Labradors are a very lively active breed that enjoy the company of other dogs, which are a source of stimulation and encourage exercise. They need plenty of exercise every day to stay healthy and happy and ideally need some exercise off the lead. They should be exercised for a minimum of 1-2 hours a day. Ensuring a Labrador is properly exercised is key to combating weight gain, which the breed is prone to. Labrador Retrievers enjoy swimming and the stimulation that field and other work can provide.


Labrador Retrievers do not require a large amount of grooming, however regular brushing can help to reduce shedding in the house as when they are changing their coat shedding can be heavy. They may need an occasional bath but are not especially prone to any eye or ear problems.

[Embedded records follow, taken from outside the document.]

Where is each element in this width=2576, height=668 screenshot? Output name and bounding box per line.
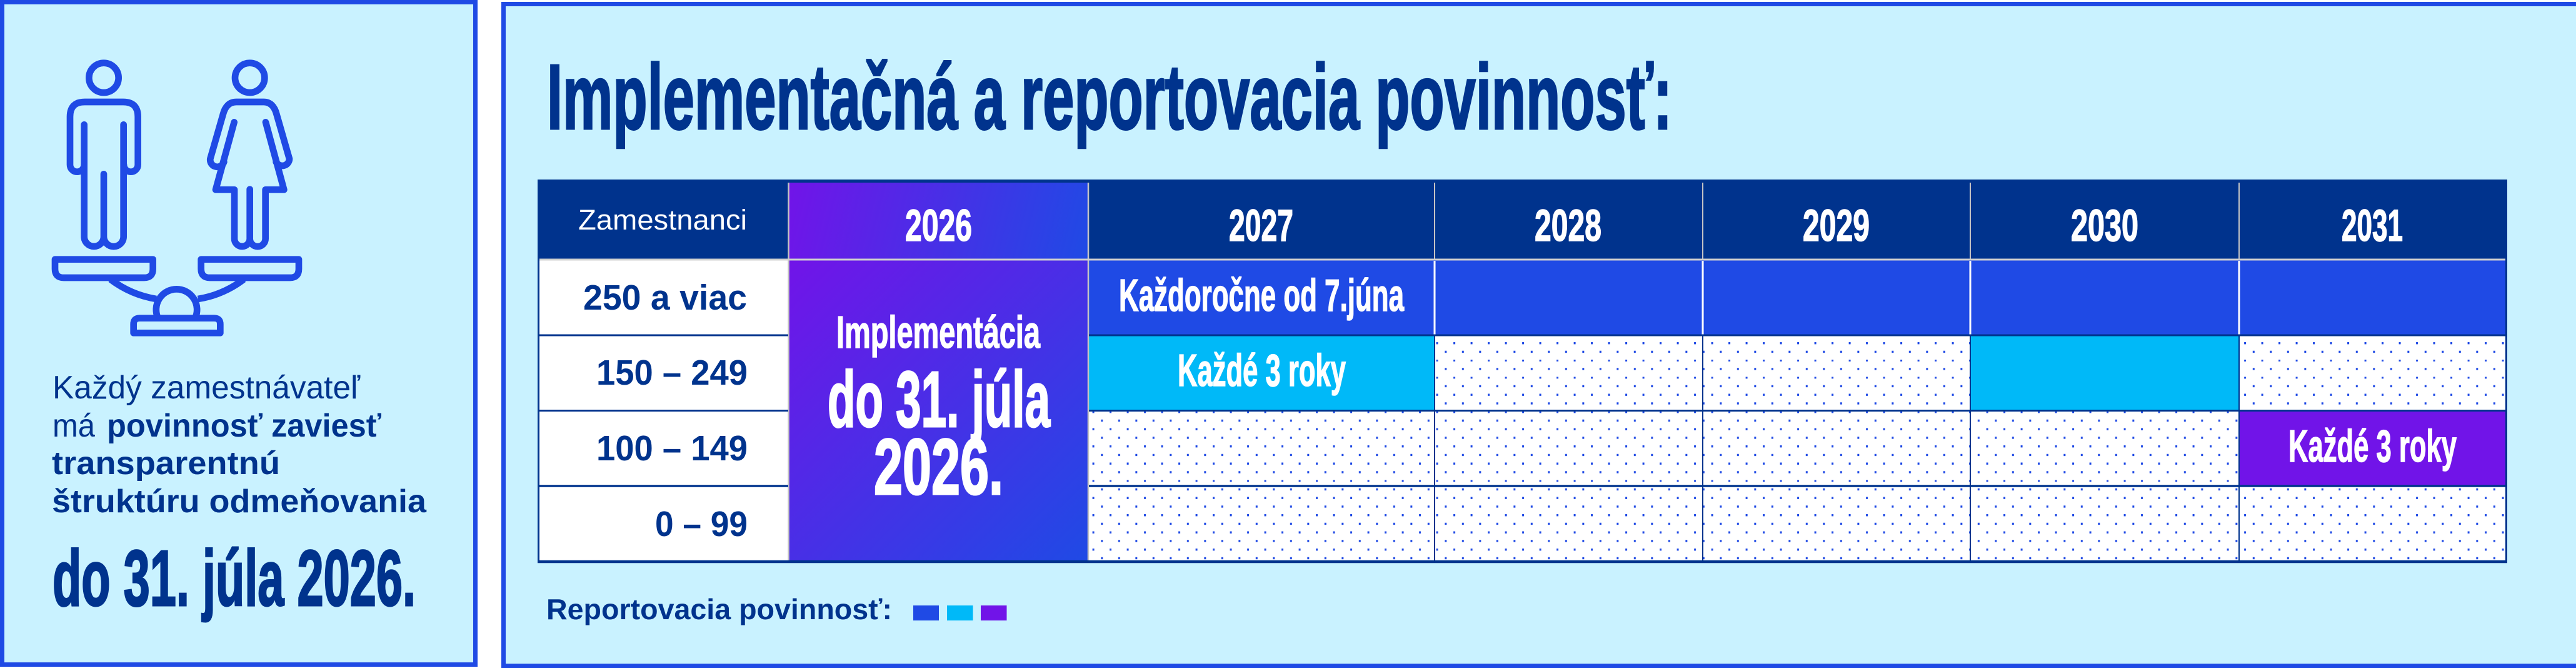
implementation label [828, 308, 1051, 511]
icon: man and woman on balanced scale [55, 63, 299, 333]
text block: employer obligation: má [53, 408, 95, 444]
bar labels: Každé 3 roky [1178, 346, 1346, 396]
title: Implementačná a reportovacia povinnosť: [547, 46, 1672, 149]
bar labels: Každé 3 roky [2288, 422, 2457, 472]
employee column cells [539, 260, 788, 562]
bar: three-year reporting 2031 [2239, 411, 2505, 486]
deadline heading: do 31. júla 2026. [53, 534, 416, 622]
implementation label: Implementácia [836, 308, 1041, 358]
implementation label: do 31. júla [828, 355, 1051, 443]
panel: implementation and reporting [504, 4, 2576, 665]
row labels: 100 – 149 [596, 428, 748, 468]
bar labels: Každoročne od 7.júna [1119, 271, 1405, 321]
bar: three-year reporting 2030 [1970, 335, 2239, 410]
row labels: 250 a viac [583, 278, 747, 318]
header labels: 2031 [2342, 201, 2403, 251]
header labels [578, 201, 2403, 251]
bar labels [1119, 271, 2457, 472]
text block: employer obligation: transparentnú [52, 445, 280, 482]
header labels: 2028 [1535, 201, 1601, 251]
implementation label: 2026. [874, 423, 1003, 511]
row labels: 150 – 249 [596, 353, 748, 393]
text block: employer obligation: povinnosť zaviesť [107, 408, 381, 444]
cell: implementation [789, 260, 1088, 562]
header labels: 2027 [1229, 201, 1293, 251]
cell: 2026 header [789, 183, 1088, 259]
dotted empty cells [1088, 335, 2505, 561]
text block: employer obligation [52, 370, 427, 520]
row labels: 0 – 99 [655, 504, 748, 544]
table header background [538, 180, 2507, 260]
bar: three-year reporting 2027 [1088, 335, 1435, 410]
text block: employer obligation: štruktúru odmeňovania [52, 483, 427, 520]
header labels: 2029 [1803, 201, 1870, 251]
table: reporting schedule [538, 180, 2507, 563]
row labels [583, 278, 748, 544]
bar: annual reporting [1088, 260, 2505, 335]
header labels: 2030 [2071, 201, 2138, 251]
header labels: Zamestnanci [578, 204, 747, 236]
legend: Reportovacia povinnosť: [546, 593, 892, 625]
header labels: 2026 [905, 201, 972, 251]
text block: employer obligation: Každý zamestnávateľ [53, 370, 361, 406]
panel: left summary [3, 3, 475, 664]
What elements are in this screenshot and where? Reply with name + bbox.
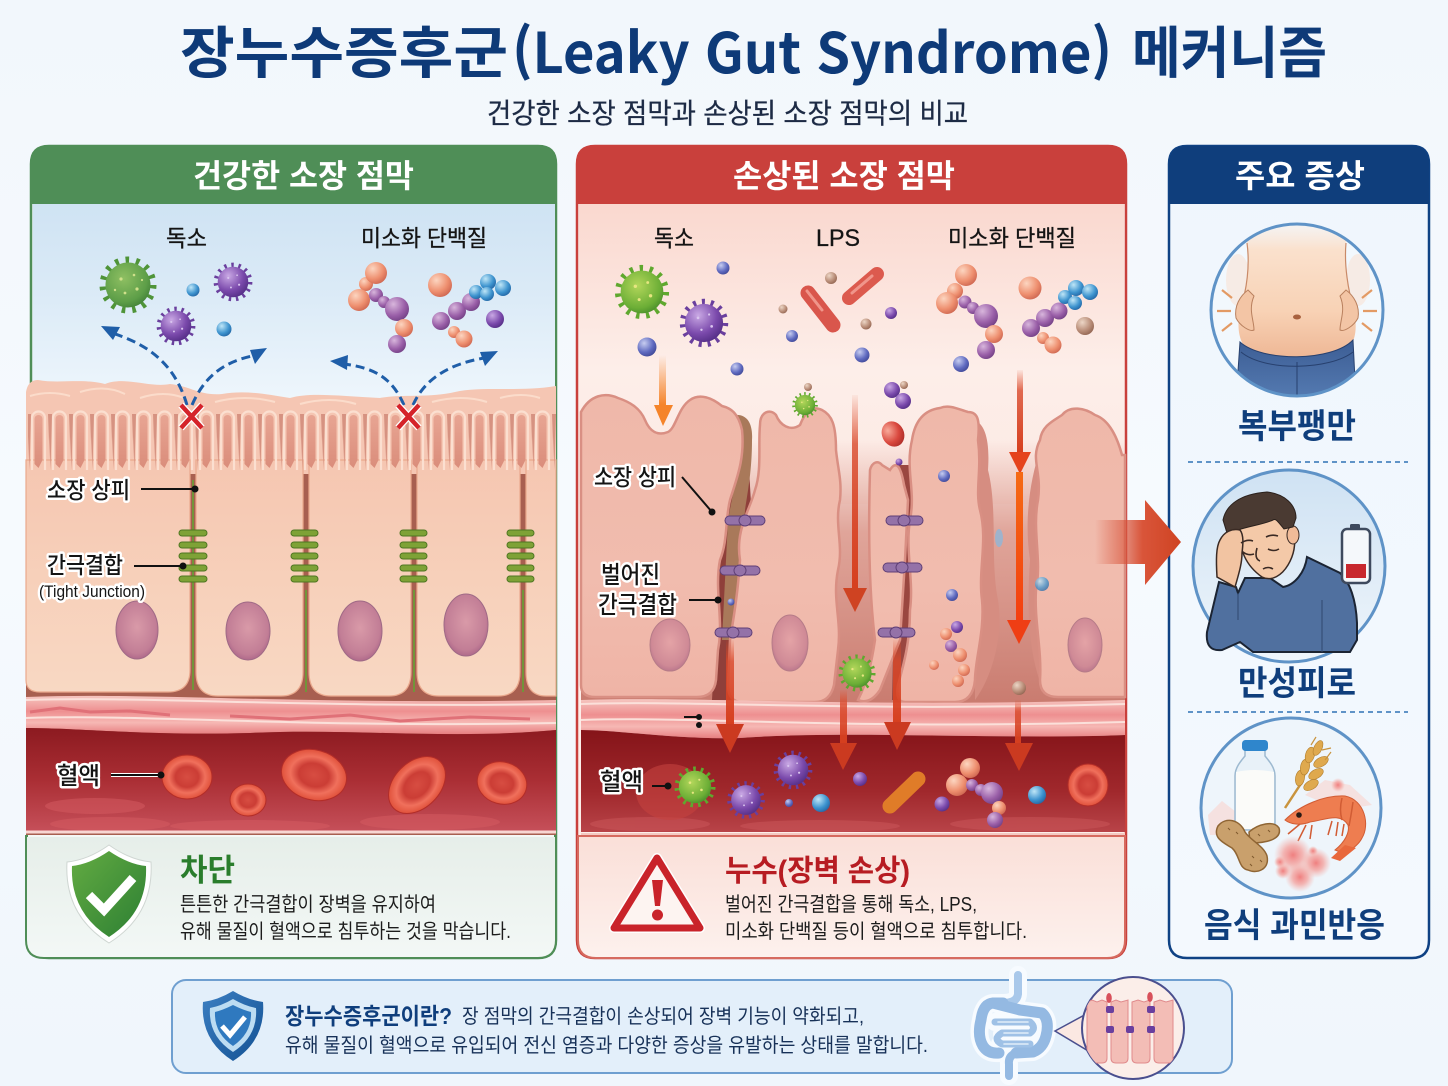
text: definition: 장 점막의 간극결합이 손상되어 장벽 기능이 약화되고, [462,1005,864,1028]
green tight strand [193,480,523,692]
pink background [579,204,1124,504]
hand [1216,529,1243,587]
layers [26,696,556,734]
illustration: abdominal bloating [1211,222,1383,400]
panel: definition [172,975,1232,1079]
panel frame [31,146,556,958]
label: toxin: 독소 [654,225,694,251]
icon: blocked X marks [181,405,419,428]
heading: symptoms [1169,146,1429,204]
label: bloating: 복부팽만 [1238,408,1356,446]
label: fatigue: 만성피로 [1238,665,1356,703]
panel frame [1169,146,1429,958]
cells [26,460,556,696]
labels: damaged diagram [594,464,722,796]
nuclei [116,594,488,661]
subtitle: 건강한 소장 점막과 손상된 소장 점막의 비교 [487,98,968,129]
particles in junction and blood [636,657,1108,828]
text: definition: 유해 물질이 혈액으로 유입되어 전신 염증과 다양한 증상을 유발하는 상태를 말합니다. [285,1034,928,1057]
tight junctions: healthy [179,530,534,582]
panel: major symptoms [1169,146,1429,958]
title [180,9,1327,90]
blood vessel [581,730,1125,832]
text: definition: 장누수증후군이란? [285,1003,452,1029]
icon: green shield [67,845,151,943]
microvilli [28,404,556,470]
icon: blue shield [203,991,263,1061]
labels: damaged diagram: 소장 상피 [594,464,676,490]
text: block description: 유해 물질이 혈액으로 침투하는 것을 막습니다. [180,920,511,943]
text: leakage description [725,893,1027,943]
labels: healthy diagram [39,477,198,790]
battery [1342,524,1370,583]
title: 장누수증후군 [180,9,508,90]
blood vessel [26,728,556,832]
panel: healthy small intestine mucosa [26,146,556,958]
labels: damaged diagram: 벌어진 [601,562,660,589]
heading: healthy [31,146,556,204]
shrimp [1285,796,1366,861]
icon: magnified callout [1055,977,1184,1079]
panel: damaged small intestine mucosa [577,146,1126,958]
text: definition [285,1003,928,1057]
labels: damaged diagram: 간극결합 [598,592,677,619]
proteins above damaged wall [929,264,1098,687]
label: undigested protein: 미소화 단백질 [948,225,1076,251]
text: block description [180,893,511,943]
callout: blocked [26,836,556,958]
sky background [33,204,555,399]
hair [1223,492,1296,533]
tissue: healthy epithelium [26,380,556,836]
text: leakage description: 미소화 단백질 등이 혈액으로 침투합니다. [725,920,1027,943]
labels: damaged diagram: 혈액 [600,769,643,796]
face [1238,515,1295,579]
labels: healthy diagram: 소장 상피 [47,477,130,503]
panel frame [577,146,1126,958]
layers [581,699,1125,738]
heading: damaged [577,146,1126,204]
arrows: deflected toxins [101,326,498,405]
labels: healthy diagram: (Tight Junction) [39,582,145,601]
title: (Leaky Gut Syndrome) [512,9,1112,90]
heading: damaged: 손상된 소장 점막 [733,158,955,194]
heading: symptoms: 주요 증상 [1235,158,1365,194]
text: block description: 튼튼한 간극결합이 장벽을 유지하여 [180,893,436,916]
tight junctions: damaged [715,515,923,638]
arrows: leakage into blood [654,355,1033,771]
callout: leakage [578,836,1125,958]
nuclei [650,615,1102,672]
tissue: damaged epithelium [581,395,1125,834]
title: 메커니즘 [1132,9,1327,90]
sweater [1207,557,1357,652]
peanuts [1216,820,1279,871]
labels: healthy diagram: 간극결합 [47,552,123,578]
icon: undigested proteins [348,262,511,353]
torn cell sliver [722,415,752,640]
wheat [1285,737,1331,808]
hives [1274,778,1345,892]
illustration: chronic fatigue [1193,470,1385,662]
icon: intestine [979,975,1047,1076]
particles above damaged wall [619,262,1049,637]
illustration: food hypersensitivity [1201,718,1381,898]
icon: toxins [104,261,249,342]
icon: warning triangle [614,858,700,928]
heading: healthy: 건강한 소장 점막 [193,158,414,194]
epithelial cells [581,395,1125,702]
arrow: damage to symptoms [1095,500,1181,585]
label: undigested protein: 미소화 단백질 [361,225,487,251]
text: leakage description: 벌어진 간극결합을 통해 독소, LPS, [725,893,977,916]
label: food hypersensitivity: 음식 과민반응 [1204,907,1385,945]
labels: healthy diagram: 혈액 [57,763,100,790]
label: LPS: LPS [816,225,860,252]
milk bottle [1235,740,1275,830]
heading: block: 차단 [180,853,235,888]
red blood cells: healthy [162,742,532,825]
heading: leakage: 누수(장벽 손상) [725,855,910,888]
label: toxin: 독소 [166,225,207,251]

Famous Labrador Retrievers

The Labrador is affable, intelligent and good-natured and this has made them extremely popular as working dogs and in popular culture. Some famous Labrador Retrievers include:

  • Endal, a UK service dog who has won numerous awards including the PDSA’s Gold Medal for Animal Gallantry and Devotion to Duty
  • Dorado, a guide dog who led his owner Omar Riviera down 70 stories before one of the Twin Towers collapsed
  • Jack, a search and rescue dog who helped look for survivors after the 9/11 attacks and Hurricane Katrina
  • Brian Griffin, from the TV sitcom, Family Guy
  • Krypto, Superman’s dog
  • Luath from the film, Homeward Bound: The Incredible Journey
  • Wowser from the film, Rascal
  • Marley in the film and book, Marley and Me
  • Randolph from the film, A Dog About Town
  • Vincent from the TV series, Lost
  • Zeus from the film, The Dog Who Saved Christmas


The Labradors popularity, great character and versatility mean it has been crossed with numerous different breeds. Popular crossbreeds today include:

There are also hybrids of hybrids involving the sweet tempered Labrador. The Double Doodle, for example, is a cross between the Labradoodle (a Labrador with a Poodle) and the Goldendoodle (a Golden Retriever with a Poodle).